Estornudo. Un moco transparente cuelga de mi nariz y me entretengo en mirarlo (nadie me ve hacer el guarro). Es un moco Covid, no es cualquier moco. Uranio enriquecido. Metralla a punto de impactar en cada ángulo del salón. Tantos meses invocándolo en todas sus formas, en gotículas, partículas de milímetro o de micra, adhesivas a las superficies y luego vaporizadas por los cubículos varios por los que transitamos y envejecemos sin saberlo, esas cajas que se suceden y toman la forma de coches, habitaciones o ascensores. Ni siquiera tiene color el moco. Ni olor. Pero es una deidad, un elemento de culto pagano. Puede salvarme o aniquilarme, ¿he sido buena? ¿Merezco su clemencia? Me sueno y me lavo las manos otra vez, es una auténtica lata. Me las voy a desollar. Pero expío mi culpa hasta que hago burbujitas con el jabón.
Cae la tarde, el calor se filtra por las ventanas abiertas y el aire acondicionado nos abandona porque somos apestados. Cada uno yace en su cama y dormita o picotea en la red, nadie se ocupa en nada trascendente. La atmósfera es de trinchera, pero de trinchera muerta, de soldados jugando al ajedrez con las manos tiznadas, de chascarrillos, de ratas cazadas a bayoneta. Se espera. Algo terrible o liberador debe llegar pero aún no llega. Es una escuela de vida esta espera. Jo se estira en el sofá, su cuerpo desmadejado, sus mejillas rosadas. Ha dicho que nunca había pasado una gripe y yo, madre olvidadiza, me he quedado sin metáforas para ella. Se acerca a los 37 pero no los sobrepasa. Albert se empeña en bajar al súper a por vino y lo abucheamos. Es un negacionista, dice la niña. Y se da la vuelta sin decir nada.
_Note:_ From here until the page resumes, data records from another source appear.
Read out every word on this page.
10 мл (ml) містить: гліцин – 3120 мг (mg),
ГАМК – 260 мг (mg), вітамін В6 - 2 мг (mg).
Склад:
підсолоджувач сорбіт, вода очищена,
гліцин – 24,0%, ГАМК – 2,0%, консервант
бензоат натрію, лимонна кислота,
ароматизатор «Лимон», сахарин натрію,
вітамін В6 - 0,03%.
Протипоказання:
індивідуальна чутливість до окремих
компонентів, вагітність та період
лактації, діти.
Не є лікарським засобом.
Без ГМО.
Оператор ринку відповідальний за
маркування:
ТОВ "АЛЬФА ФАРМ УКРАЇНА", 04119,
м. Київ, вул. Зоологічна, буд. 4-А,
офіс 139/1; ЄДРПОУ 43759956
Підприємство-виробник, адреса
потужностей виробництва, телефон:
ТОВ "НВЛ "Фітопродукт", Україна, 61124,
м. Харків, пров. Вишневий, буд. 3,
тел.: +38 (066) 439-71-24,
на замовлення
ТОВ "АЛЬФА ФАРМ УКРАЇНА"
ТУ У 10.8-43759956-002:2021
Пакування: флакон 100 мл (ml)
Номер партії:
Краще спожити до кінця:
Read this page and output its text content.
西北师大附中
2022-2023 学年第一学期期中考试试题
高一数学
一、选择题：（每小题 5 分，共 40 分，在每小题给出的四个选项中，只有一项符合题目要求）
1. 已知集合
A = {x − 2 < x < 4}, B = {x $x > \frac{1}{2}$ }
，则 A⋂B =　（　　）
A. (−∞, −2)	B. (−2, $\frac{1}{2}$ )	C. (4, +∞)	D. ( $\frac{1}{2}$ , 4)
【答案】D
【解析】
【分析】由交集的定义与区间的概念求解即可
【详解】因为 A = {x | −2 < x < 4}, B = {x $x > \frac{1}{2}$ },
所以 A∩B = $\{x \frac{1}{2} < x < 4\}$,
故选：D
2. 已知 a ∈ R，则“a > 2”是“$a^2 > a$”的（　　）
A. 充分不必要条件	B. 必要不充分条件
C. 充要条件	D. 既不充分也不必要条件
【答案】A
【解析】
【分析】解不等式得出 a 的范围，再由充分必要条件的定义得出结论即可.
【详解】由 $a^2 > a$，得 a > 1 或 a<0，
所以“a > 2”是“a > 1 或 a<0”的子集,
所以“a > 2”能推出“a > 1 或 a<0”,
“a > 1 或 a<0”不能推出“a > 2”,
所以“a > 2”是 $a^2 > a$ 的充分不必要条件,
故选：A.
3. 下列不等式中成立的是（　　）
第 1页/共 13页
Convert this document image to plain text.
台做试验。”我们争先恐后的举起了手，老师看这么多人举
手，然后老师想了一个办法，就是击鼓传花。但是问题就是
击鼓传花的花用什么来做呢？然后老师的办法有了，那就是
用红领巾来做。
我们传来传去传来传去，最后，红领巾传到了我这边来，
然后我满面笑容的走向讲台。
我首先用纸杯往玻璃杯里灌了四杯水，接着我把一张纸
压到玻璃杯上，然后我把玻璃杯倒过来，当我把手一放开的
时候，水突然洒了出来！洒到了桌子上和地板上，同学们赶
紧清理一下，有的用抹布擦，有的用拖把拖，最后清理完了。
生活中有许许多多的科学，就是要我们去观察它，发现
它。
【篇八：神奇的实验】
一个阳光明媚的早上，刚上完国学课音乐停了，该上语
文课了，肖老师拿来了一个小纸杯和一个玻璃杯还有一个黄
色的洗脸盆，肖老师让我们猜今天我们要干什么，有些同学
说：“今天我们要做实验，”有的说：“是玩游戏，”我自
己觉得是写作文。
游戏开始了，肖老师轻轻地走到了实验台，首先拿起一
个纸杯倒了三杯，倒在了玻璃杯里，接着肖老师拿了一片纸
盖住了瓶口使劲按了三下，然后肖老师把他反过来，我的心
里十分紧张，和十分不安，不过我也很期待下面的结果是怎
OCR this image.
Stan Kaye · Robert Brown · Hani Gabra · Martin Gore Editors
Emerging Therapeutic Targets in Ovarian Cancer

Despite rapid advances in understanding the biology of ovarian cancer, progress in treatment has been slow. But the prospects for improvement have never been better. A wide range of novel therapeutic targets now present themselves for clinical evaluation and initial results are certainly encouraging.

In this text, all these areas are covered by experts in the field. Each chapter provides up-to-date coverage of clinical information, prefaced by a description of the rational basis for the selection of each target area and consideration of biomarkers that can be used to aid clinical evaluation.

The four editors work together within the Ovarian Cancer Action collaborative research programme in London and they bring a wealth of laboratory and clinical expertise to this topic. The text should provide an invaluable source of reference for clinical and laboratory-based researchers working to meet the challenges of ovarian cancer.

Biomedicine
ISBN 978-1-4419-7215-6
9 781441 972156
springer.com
María Gil me llama para ofrecer su ático, se van de viaje y dejan la casa limpia para nosotros. Todos se ríen de mí por decirlo en serio, soy la única que no lo ve como un despropósito. Tendremos que conformarnos con el chill out que queremos montar en el terrado, bajo los cables de tender. La niña ya se ha encargado de las patatas, la Cola cero y las cervezas.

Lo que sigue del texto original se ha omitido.